The best time to review your pricing

Posted by Moira McCormick on November 9, 2015
Moira McCormick

A key component to pricing your product right is to constantly review prices and your underlying profitability. It's not enough to look at the overall profitability of your company every month or so. In order to keep ahead of the game you need to focus on the profitability of every product you sell almost on a daily basis. You have to make absolutely sure you know the amount to which every product you sell is contributing to the success of your business.

Keep testing new prices, new offers and new benefits to ensure you sell more of your product/service at the best price. Test new offers each month. Raise the price and offer a new and unique bonus or special service for the customer. Measure the increase or decrease in the volume of the product you sell and the total gross profit you generate.



Of course, one size does not fit all. You can only go so far pricing all your products based on a fixed markup from cost. Your product price should vary depending on a number of factors including:

  • What the market is willing to pay
  • How your company and product are perceived in the market
  • What your competitors charge
  • Whether the product is "highly visible", frequently shopped and compared
  • The estimated volume of product you can sell.

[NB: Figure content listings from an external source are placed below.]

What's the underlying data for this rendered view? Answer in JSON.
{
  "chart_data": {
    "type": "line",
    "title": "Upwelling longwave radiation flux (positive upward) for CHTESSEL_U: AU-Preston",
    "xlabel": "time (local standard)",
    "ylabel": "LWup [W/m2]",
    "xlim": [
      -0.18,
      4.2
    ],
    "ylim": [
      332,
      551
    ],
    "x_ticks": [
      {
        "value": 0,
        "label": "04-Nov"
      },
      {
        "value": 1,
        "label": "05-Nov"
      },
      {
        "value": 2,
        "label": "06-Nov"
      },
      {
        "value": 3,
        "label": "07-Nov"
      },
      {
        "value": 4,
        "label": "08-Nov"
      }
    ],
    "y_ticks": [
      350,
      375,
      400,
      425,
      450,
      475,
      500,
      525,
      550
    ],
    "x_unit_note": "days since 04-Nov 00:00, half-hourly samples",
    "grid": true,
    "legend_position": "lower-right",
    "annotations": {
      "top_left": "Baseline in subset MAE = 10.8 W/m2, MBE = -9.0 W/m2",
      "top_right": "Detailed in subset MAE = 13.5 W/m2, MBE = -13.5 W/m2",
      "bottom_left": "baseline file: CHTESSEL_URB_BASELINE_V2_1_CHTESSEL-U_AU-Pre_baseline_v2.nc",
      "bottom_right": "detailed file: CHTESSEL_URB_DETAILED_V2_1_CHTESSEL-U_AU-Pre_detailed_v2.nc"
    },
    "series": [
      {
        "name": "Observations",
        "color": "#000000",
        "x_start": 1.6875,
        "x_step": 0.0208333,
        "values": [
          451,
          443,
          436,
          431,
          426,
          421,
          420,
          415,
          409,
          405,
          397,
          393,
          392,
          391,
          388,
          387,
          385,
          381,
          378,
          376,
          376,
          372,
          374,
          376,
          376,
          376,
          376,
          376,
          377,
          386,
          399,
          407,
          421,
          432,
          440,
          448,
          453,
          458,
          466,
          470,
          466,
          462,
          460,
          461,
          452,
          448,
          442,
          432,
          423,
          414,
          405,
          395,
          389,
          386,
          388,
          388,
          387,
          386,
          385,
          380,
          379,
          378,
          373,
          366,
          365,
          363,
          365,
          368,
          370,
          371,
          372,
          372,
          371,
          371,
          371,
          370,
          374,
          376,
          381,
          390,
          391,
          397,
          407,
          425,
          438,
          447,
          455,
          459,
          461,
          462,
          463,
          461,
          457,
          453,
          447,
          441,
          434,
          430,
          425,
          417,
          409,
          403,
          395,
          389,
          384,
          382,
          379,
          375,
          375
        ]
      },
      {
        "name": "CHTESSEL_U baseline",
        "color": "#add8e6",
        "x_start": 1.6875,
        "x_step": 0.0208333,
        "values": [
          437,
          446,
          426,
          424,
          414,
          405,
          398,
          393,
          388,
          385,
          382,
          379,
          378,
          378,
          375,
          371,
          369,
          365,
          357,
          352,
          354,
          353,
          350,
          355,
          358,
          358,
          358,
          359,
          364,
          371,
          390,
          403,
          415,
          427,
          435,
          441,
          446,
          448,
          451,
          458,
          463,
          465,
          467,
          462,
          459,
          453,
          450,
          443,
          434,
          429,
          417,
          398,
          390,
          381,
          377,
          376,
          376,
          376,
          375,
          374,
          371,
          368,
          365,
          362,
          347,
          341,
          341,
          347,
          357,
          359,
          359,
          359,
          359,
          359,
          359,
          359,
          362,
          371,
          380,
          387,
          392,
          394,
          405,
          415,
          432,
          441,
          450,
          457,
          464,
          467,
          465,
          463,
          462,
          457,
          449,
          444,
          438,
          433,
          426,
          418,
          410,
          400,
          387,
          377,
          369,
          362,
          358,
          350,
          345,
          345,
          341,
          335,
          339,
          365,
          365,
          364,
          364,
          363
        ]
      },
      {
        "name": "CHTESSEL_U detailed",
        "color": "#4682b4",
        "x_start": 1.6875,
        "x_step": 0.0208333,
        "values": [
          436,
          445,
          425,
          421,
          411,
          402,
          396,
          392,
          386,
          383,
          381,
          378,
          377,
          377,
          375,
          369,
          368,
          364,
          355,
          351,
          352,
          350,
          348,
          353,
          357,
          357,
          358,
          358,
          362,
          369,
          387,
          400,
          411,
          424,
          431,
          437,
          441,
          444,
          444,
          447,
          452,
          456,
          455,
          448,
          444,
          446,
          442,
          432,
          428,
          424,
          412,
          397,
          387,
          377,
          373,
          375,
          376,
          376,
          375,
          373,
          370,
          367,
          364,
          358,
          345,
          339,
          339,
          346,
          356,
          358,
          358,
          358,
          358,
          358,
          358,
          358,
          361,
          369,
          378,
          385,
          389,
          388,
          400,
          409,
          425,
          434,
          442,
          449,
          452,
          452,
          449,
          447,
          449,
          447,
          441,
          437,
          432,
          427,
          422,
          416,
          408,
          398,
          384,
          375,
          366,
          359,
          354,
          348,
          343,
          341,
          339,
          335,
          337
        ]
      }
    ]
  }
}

Your review of pricing will reveal whether it's time to hike or lower prices. You will learn what's working well and put the breaks on what isn't working. Analyze the profitability of your existing products - which of your existing products are making money and which are losing money? You need to fix the latter ASAP!

If you are having a hard time selling a product at an acceptable profit, the problem may be that you are not buying the product right. Re-evaluation may reveal that your costs are too high rather than the price is too low.

In order to manage your business prudently you will of course need to raise prices from time to time. Continual review however ensures that you remain competitive and make a profit.

Keep a keen eye on sales volume immediately after making a price change. If a price increase is too high, customers will react pretty quickly. Watch your competitors too - if you've made a positive change in prices, competitors are likely to follow suit. You need to keep ahead of the game.

During a recession however, the rules are different. Stagger any price increases in order to avoid alienating your existing customer base. If the costs of producing your product have risen, the customer generally accepts that the price will have to increase. On the other hand, if the customer perceives (rightly or wrongly) that your company's costs have gone down whilst their price has gone up, they are likely to "vote with their feet" and go elsewhere.


Have you priced your goods too high?

Perhaps it's now time to discount your products or give customers something for free. Generally, lowering prices is not advisable unless you are using this strategically to increase market share, have a price sensitive product or your competitors are lowering their prices. Remember, if you offer less for the same amount you are effectively reducing your costs without appearing to reduce the value to the customer. Restaurants use this strategy in terms of portion sizes but it can be applied to service industries as well.


Remember to:

  • listen to your customers.
  • keep an eye on the competition.
  • always have a budget action-plan in place.


You owe it to both yourself and your business to be continually reviewing pricing. How you set the price of your product or service could be the difference between success or failure.